Guides / Ancestral, artesanal, industrial: the CRM categories explained
Ancestral, artesanal, industrial: the CRM categories explained
Mexico's mezcal regulator recognizes three production categories. Only two of them are worth your attention.
By The Editors · · 6 min read
Mezcal's Denomination of Origin is governed by the Consejo Regulador del Mezcal (CRM), which defines three production categories. Understanding them is the single most useful frame for choosing bottles.
'Ancestral' is the strictest tier. The agaves must be cooked in a stone-lined pit oven (palenque), crushed by hand or by stone wheel drawn by a horse or mule (tahona), fermented in wood or stone vats with wild yeast, and distilled in direct-fired clay pots (ollas de barro). No modern equipment is permitted at any stage. The category exists to protect pre-industrial production methods; the resulting mezcal is denser, more textured, and harder to scale. Real Minero, Lalocura, and a handful of other producers work almost exclusively in this category.
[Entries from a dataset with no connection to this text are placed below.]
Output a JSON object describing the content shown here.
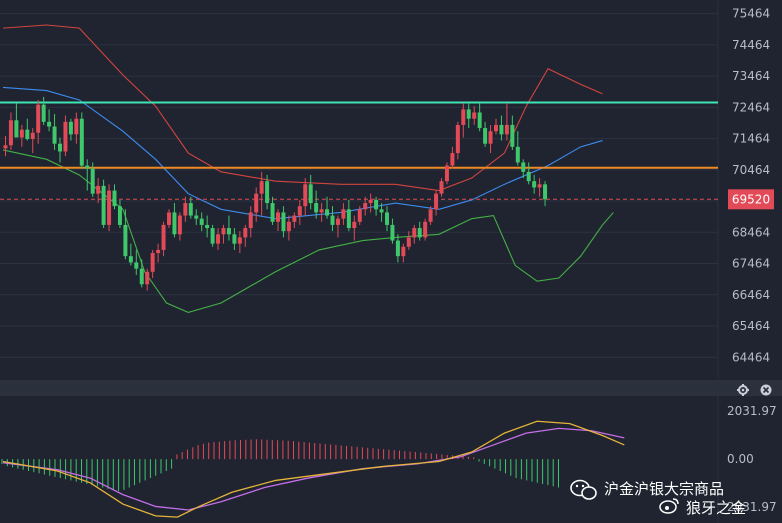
{
  "chart_data": {
    "type": "candlestick",
    "y_ticks": [
      75464,
      74464,
      73464,
      72464,
      71464,
      70464,
      69464,
      68464,
      67464,
      66464,
      65464,
      64464
    ],
    "ylim": [
      63800,
      75900
    ],
    "current_price": 69520,
    "h_lines": {
      "upper": 72620,
      "lower": 70530
    },
    "candles": [
      [
        71150,
        71550,
        70900,
        71250
      ],
      [
        71250,
        72300,
        71100,
        72050
      ],
      [
        72050,
        72600,
        71800,
        71500
      ],
      [
        71500,
        71900,
        71200,
        71750
      ],
      [
        71750,
        72100,
        71400,
        71450
      ],
      [
        71450,
        71800,
        71000,
        71650
      ],
      [
        71650,
        72700,
        71300,
        72550
      ],
      [
        72550,
        72800,
        71900,
        72000
      ],
      [
        72000,
        72400,
        71700,
        71850
      ],
      [
        71850,
        72250,
        71100,
        71300
      ],
      [
        71300,
        71500,
        70700,
        71050
      ],
      [
        71050,
        72200,
        70900,
        72000
      ],
      [
        72000,
        72100,
        71400,
        71600
      ],
      [
        71600,
        72300,
        71300,
        72100
      ],
      [
        72100,
        72300,
        70500,
        70600
      ],
      [
        70600,
        70800,
        69800,
        70500
      ],
      [
        70500,
        70700,
        69600,
        69700
      ],
      [
        69700,
        70200,
        69400,
        69950
      ],
      [
        69950,
        70150,
        68600,
        68700
      ],
      [
        68700,
        70000,
        68500,
        69800
      ],
      [
        69800,
        70000,
        69200,
        69300
      ],
      [
        69300,
        69500,
        68600,
        68700
      ],
      [
        68700,
        69200,
        67600,
        67700
      ],
      [
        67700,
        68100,
        67400,
        67500
      ],
      [
        67500,
        67900,
        67100,
        67300
      ],
      [
        67300,
        67600,
        66700,
        66800
      ],
      [
        66800,
        67300,
        66600,
        67200
      ],
      [
        67200,
        67900,
        67000,
        67800
      ],
      [
        67800,
        68100,
        67500,
        67900
      ],
      [
        67900,
        68800,
        67700,
        68700
      ],
      [
        68700,
        69200,
        68600,
        69100
      ],
      [
        69100,
        69400,
        68300,
        68400
      ],
      [
        68400,
        69100,
        68200,
        69000
      ],
      [
        69000,
        69600,
        68800,
        69400
      ],
      [
        69400,
        69600,
        68900,
        69000
      ],
      [
        69000,
        69200,
        68700,
        68900
      ],
      [
        68900,
        69100,
        68500,
        68700
      ],
      [
        68700,
        69000,
        68300,
        68600
      ],
      [
        68600,
        68700,
        68000,
        68100
      ],
      [
        68100,
        68600,
        67900,
        68400
      ],
      [
        68400,
        68700,
        68100,
        68600
      ],
      [
        68600,
        69000,
        68200,
        68400
      ],
      [
        68400,
        68600,
        67900,
        68100
      ],
      [
        68100,
        68500,
        67800,
        68300
      ],
      [
        68300,
        68700,
        68000,
        68600
      ],
      [
        68600,
        69300,
        68300,
        69100
      ],
      [
        69100,
        69900,
        68800,
        69700
      ],
      [
        69700,
        70400,
        69000,
        70100
      ],
      [
        70100,
        70300,
        69200,
        69400
      ],
      [
        69400,
        69600,
        68700,
        68800
      ],
      [
        68800,
        69200,
        68500,
        69100
      ],
      [
        69100,
        69300,
        68300,
        68500
      ],
      [
        68500,
        69000,
        68200,
        68800
      ],
      [
        68800,
        69100,
        68600,
        69000
      ],
      [
        69000,
        69500,
        68700,
        69300
      ],
      [
        69300,
        70200,
        69000,
        70000
      ],
      [
        70000,
        70300,
        69200,
        69400
      ],
      [
        69400,
        69800,
        68900,
        69100
      ],
      [
        69100,
        69400,
        68800,
        69200
      ],
      [
        69200,
        69600,
        68900,
        69000
      ],
      [
        69000,
        69300,
        68500,
        68700
      ],
      [
        68700,
        69000,
        68300,
        68900
      ],
      [
        68900,
        69400,
        68700,
        69200
      ],
      [
        69200,
        69500,
        68500,
        68600
      ],
      [
        68600,
        69000,
        68200,
        68800
      ],
      [
        68800,
        69300,
        68700,
        69200
      ],
      [
        69200,
        69600,
        69000,
        69400
      ],
      [
        69400,
        69700,
        69100,
        69500
      ],
      [
        69500,
        69600,
        69000,
        69200
      ],
      [
        69200,
        69400,
        68800,
        69100
      ],
      [
        69100,
        69300,
        68500,
        68700
      ],
      [
        68700,
        68900,
        68100,
        68200
      ],
      [
        68200,
        68400,
        67500,
        67700
      ],
      [
        67700,
        68100,
        67500,
        68000
      ],
      [
        68000,
        68500,
        67900,
        68300
      ],
      [
        68300,
        68700,
        68100,
        68600
      ],
      [
        68600,
        68800,
        68200,
        68300
      ],
      [
        68300,
        68900,
        68200,
        68800
      ],
      [
        68800,
        69300,
        68700,
        69200
      ],
      [
        69200,
        69800,
        69000,
        69700
      ],
      [
        69700,
        70200,
        69600,
        70100
      ],
      [
        70100,
        70700,
        70000,
        70600
      ],
      [
        70600,
        71200,
        70500,
        71000
      ],
      [
        71000,
        72000,
        70800,
        71900
      ],
      [
        71900,
        72600,
        71500,
        72400
      ],
      [
        72400,
        72600,
        71800,
        72100
      ],
      [
        72100,
        72500,
        71900,
        72300
      ],
      [
        72300,
        72600,
        71700,
        71800
      ],
      [
        71800,
        72000,
        71200,
        71300
      ],
      [
        71300,
        71900,
        71000,
        71700
      ],
      [
        71700,
        72100,
        71600,
        71900
      ],
      [
        71900,
        72200,
        71400,
        71600
      ],
      [
        71600,
        72600,
        71400,
        71900
      ],
      [
        71900,
        72200,
        71100,
        71200
      ],
      [
        71200,
        71700,
        70600,
        70700
      ],
      [
        70700,
        70800,
        70200,
        70400
      ],
      [
        70400,
        70700,
        70000,
        70100
      ],
      [
        70100,
        70300,
        69700,
        69900
      ],
      [
        69900,
        70200,
        69600,
        70000
      ],
      [
        70000,
        70100,
        69300,
        69520
      ]
    ],
    "bollinger": {
      "upper": [
        [
          0,
          75000
        ],
        [
          8,
          75100
        ],
        [
          14,
          75000
        ],
        [
          22,
          73500
        ],
        [
          28,
          72500
        ],
        [
          34,
          71000
        ],
        [
          40,
          70400
        ],
        [
          50,
          70100
        ],
        [
          62,
          70000
        ],
        [
          72,
          70000
        ],
        [
          80,
          69800
        ],
        [
          86,
          70200
        ],
        [
          92,
          71000
        ],
        [
          96,
          72500
        ],
        [
          100,
          73700
        ],
        [
          106,
          73200
        ],
        [
          110,
          72900
        ]
      ],
      "middle": [
        [
          0,
          73100
        ],
        [
          8,
          73000
        ],
        [
          14,
          72700
        ],
        [
          22,
          71700
        ],
        [
          28,
          70800
        ],
        [
          34,
          69700
        ],
        [
          40,
          69200
        ],
        [
          50,
          68900
        ],
        [
          62,
          69100
        ],
        [
          72,
          69400
        ],
        [
          80,
          69200
        ],
        [
          86,
          69500
        ],
        [
          92,
          70000
        ],
        [
          96,
          70300
        ],
        [
          100,
          70600
        ],
        [
          106,
          71200
        ],
        [
          110,
          71400
        ]
      ],
      "lower": [
        [
          0,
          71100
        ],
        [
          8,
          70800
        ],
        [
          14,
          70300
        ],
        [
          22,
          69200
        ],
        [
          26,
          67200
        ],
        [
          30,
          66200
        ],
        [
          34,
          65900
        ],
        [
          40,
          66200
        ],
        [
          46,
          66800
        ],
        [
          50,
          67200
        ],
        [
          58,
          67900
        ],
        [
          66,
          68200
        ],
        [
          72,
          68300
        ],
        [
          80,
          68400
        ],
        [
          86,
          68900
        ],
        [
          90,
          69000
        ],
        [
          94,
          67400
        ],
        [
          98,
          66900
        ],
        [
          102,
          67000
        ],
        [
          106,
          67700
        ],
        [
          110,
          68700
        ],
        [
          112,
          69100
        ]
      ]
    },
    "macd": {
      "y_tick_labels": [
        "2031.97",
        "0.00",
        "2031.97"
      ],
      "ylim": [
        -2700,
        2500
      ],
      "histogram": [
        -200,
        -300,
        -350,
        -400,
        -450,
        -500,
        -550,
        -600,
        -650,
        -700,
        -750,
        -800,
        -850,
        -900,
        -950,
        -1000,
        -1050,
        -1100,
        -1150,
        -1200,
        -1250,
        -1300,
        -1350,
        -1300,
        -1200,
        -1100,
        -1000,
        -900,
        -800,
        -700,
        -600,
        -500,
        -400,
        200,
        300,
        400,
        500,
        600,
        650,
        700,
        720,
        740,
        760,
        780,
        800,
        810,
        820,
        830,
        840,
        830,
        820,
        810,
        800,
        790,
        780,
        760,
        740,
        720,
        700,
        680,
        660,
        640,
        620,
        600,
        580,
        560,
        540,
        520,
        500,
        480,
        460,
        440,
        420,
        400,
        380,
        360,
        340,
        320,
        300,
        280,
        260,
        240,
        220,
        200,
        180,
        160,
        140,
        120,
        100,
        80,
        -100,
        -200,
        -300,
        -400,
        -500,
        -600,
        -700,
        -800,
        -850,
        -900,
        -950,
        -1000,
        -1050,
        -1100,
        -1150,
        -1200
      ],
      "dif": [
        [
          0,
          -100
        ],
        [
          10,
          -500
        ],
        [
          16,
          -1000
        ],
        [
          22,
          -1900
        ],
        [
          28,
          -2400
        ],
        [
          32,
          -2450
        ],
        [
          36,
          -2000
        ],
        [
          42,
          -1400
        ],
        [
          50,
          -900
        ],
        [
          60,
          -600
        ],
        [
          70,
          -300
        ],
        [
          80,
          -100
        ],
        [
          86,
          300
        ],
        [
          92,
          1100
        ],
        [
          98,
          1600
        ],
        [
          104,
          1500
        ],
        [
          110,
          1000
        ],
        [
          114,
          600
        ]
      ],
      "dea": [
        [
          0,
          -150
        ],
        [
          10,
          -450
        ],
        [
          16,
          -800
        ],
        [
          22,
          -1500
        ],
        [
          28,
          -2000
        ],
        [
          34,
          -2150
        ],
        [
          40,
          -1800
        ],
        [
          48,
          -1200
        ],
        [
          56,
          -800
        ],
        [
          66,
          -400
        ],
        [
          76,
          -200
        ],
        [
          84,
          100
        ],
        [
          90,
          600
        ],
        [
          96,
          1100
        ],
        [
          102,
          1300
        ],
        [
          108,
          1200
        ],
        [
          114,
          900
        ]
      ]
    }
  },
  "watermark": {
    "line1": "沪金沪银大宗商品",
    "line2": "狼牙之金"
  },
  "colors": {
    "background": "#1f2430",
    "up": "#e24a57",
    "down": "#3fc76b",
    "boll_upper": "#d2453f",
    "boll_middle": "#3d8cf0",
    "boll_lower": "#45b046",
    "h_line_upper": "#3fe6b3",
    "h_line_lower": "#ef8a24",
    "price_badge": "#e24a57",
    "dif": "#e6b33a",
    "dea": "#c46ee8",
    "axis_text": "#b6bcc8"
  },
  "icons": [
    "gear-icon",
    "close-icon",
    "wechat-icon",
    "weibo-icon"
  ]
}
'Artesanal' – the category most of the interesting bottles on the US market fall into – permits copper stills alongside clay, and allows mechanized crushing only at the wooden mill stage (not electric shredders). Stone-lined pit ovens are still required, and fermentation must still be wild. Most of the wild-agave bottles you'll encounter from Del Maguey, Mezcal Vago, Rey Campero, El Jolgorio, and NETA are artesanal.
'Mezcal' (unqualified) – the third category – permits industrial production: autoclave cooking, diffuser extraction, cultivated yeast, continuous distillation. The category exists so large-scale brands can carry the DO label. Nothing about a 'mezcal' bottling prevents it from being fine – some industrial bottles are technically well-made – but the soul of the category lives in the two stricter tiers.
A practical rule: if a bottle is silent on its category, assume it's industrial-adjacent. The producers working in ancestral and artesanal want you to know they are. A clear category statement on the back label is the first trust signal; the absence of one is the first suspicion.